George R.R. MARTIN, Gardner DOZOIS, COLLECTIF
J'AI LU
480pp - 17,90 €
Critique parue en janvier 2017 dans Bifrost n° 85
Deux mois.
Il aura fallu deux mois à votre serviteur pour venir à bout de la bête (non sans s’entêter à finir des nouvelles franchement pénibles comme celle de Lev Grossman, qui est tout sauf un magicien des mots – j’ai failli écrire qu’il avait à peu près autant de talent que de cheveux, mais je me suis souvenu à temps, ouf, que le rédac’chef de Bifrost devient sensible du bronzage dès qu’on tente la blague capillaire).

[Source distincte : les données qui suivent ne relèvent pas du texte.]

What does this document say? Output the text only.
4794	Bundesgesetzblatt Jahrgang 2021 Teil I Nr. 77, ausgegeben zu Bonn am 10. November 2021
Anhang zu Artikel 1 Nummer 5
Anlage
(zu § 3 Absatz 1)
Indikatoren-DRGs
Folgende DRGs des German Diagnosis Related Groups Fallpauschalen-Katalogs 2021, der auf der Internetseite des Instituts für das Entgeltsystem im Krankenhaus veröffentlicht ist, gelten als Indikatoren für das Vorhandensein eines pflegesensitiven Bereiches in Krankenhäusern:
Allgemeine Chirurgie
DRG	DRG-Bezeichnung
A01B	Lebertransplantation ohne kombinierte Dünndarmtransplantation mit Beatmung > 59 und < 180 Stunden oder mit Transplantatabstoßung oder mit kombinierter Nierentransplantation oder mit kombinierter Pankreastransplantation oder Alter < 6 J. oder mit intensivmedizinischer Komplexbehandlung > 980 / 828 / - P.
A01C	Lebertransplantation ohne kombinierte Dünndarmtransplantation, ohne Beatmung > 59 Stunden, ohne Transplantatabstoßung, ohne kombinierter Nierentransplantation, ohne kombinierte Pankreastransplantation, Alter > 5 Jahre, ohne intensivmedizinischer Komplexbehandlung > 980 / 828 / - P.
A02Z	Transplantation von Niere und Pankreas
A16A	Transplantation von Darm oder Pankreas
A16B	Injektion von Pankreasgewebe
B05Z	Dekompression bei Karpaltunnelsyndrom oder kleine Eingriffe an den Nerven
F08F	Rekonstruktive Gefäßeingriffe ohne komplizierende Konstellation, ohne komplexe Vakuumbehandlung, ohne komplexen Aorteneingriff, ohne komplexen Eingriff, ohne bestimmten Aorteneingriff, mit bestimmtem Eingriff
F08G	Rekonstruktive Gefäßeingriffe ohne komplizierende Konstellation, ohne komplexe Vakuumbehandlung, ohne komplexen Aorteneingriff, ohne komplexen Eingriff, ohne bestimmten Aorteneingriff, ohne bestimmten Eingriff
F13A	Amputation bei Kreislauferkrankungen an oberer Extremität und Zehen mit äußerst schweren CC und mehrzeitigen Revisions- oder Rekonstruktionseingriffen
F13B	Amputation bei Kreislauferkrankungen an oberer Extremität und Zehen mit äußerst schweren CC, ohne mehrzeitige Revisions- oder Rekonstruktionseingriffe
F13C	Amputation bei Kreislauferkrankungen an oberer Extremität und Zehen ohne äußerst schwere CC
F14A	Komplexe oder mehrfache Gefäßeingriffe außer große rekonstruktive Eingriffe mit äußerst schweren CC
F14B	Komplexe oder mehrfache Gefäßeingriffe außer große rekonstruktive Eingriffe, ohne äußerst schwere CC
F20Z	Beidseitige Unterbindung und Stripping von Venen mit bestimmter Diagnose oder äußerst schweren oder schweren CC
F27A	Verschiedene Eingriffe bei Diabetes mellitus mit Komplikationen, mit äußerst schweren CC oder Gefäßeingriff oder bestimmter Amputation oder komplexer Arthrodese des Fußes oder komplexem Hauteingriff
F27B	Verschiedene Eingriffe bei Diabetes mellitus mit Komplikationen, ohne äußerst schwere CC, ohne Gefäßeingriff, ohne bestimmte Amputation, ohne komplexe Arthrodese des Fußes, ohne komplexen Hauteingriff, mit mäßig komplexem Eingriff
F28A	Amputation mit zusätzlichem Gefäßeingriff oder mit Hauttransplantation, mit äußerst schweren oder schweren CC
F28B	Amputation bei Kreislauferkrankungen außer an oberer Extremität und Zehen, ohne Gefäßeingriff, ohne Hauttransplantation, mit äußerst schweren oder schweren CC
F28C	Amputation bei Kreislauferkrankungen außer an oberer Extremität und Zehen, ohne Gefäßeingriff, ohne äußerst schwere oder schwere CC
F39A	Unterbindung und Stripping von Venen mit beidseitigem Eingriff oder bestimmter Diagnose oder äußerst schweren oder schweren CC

Avec un titre pareil, Dangerous Women, Martin et Dozois aux manettes, on s’attend forcément à de la reine uber-cruelle, à de la sorcière sadique, à de la salope de compétition inter-planétaire, à de la ninja sous tequila-kétamine, à de la psychopathe qui ferait passer une héroïne de Morgane Caussarieu pour Candy ou Heidi ou Sissi (enfin, une endive quelconque dont le prénom finit en « i »), à de la fliquette hardcore qui cogne avant de parler, avant de baiser, mais pas avant de siffler ses trois cafés noirs, sans sucre. J’attendais des femmes fatales, des camionneuses taillées pour les bermudas de Schwarzy et le t-shirt mouillé de Tura Satana.
Bon, globalement, on a plutôt droit à de la Candy qui hausse le ton, de la Sissi qui montre les dents, mais pas trop, et à de la Heidi victime des hommes (pensez à remplacer le chalet suisse par un motel californien). Toutes à peu près aussi dangereuses qu’un rhume sénégalais. On se demande où sont passées les Lisbeth Salander du XXIe siècle. Au stand de tir, sans doute…
Les fans du « Trône de fer » trouveront au sommaire une chouette novella du cycle (que J’ai Lu va sans doute trouver le moyen d’exploiter six fois avant la réélection de Donald Trump) : un court roman de plus de cent pages avec des personnages de reine et de princesse en conflit qui, malheureusement, n’arrivent ni l’une ni l’autre à la cheville de Cersei Lannister. Les fans de Joe Lansdale se régaleront avec son histoire délicieusement cradingue de sorcière du catch. Pour le reste, mouais, c’est pas bien terrible.
Pour couronner le tout, le découpage français est étrange : tous les auteurs masculins ont été regroupés dans le tome 1 (choix sans doute dû au fait que l’auteur du « Trône de fer » ne s’appelle pas Georgette Regina Ramona Martine). C’est un peu goujat d’ouvrir grand la porte et de passer avant les dames. Espérons que dans le second tome de cette anthologie, les auteures/autrices sauront relever le gant et nous proposer des portraits de femmes vraiment dangereuses. Je ne sais pas pourquoi, j’ai un petit doute.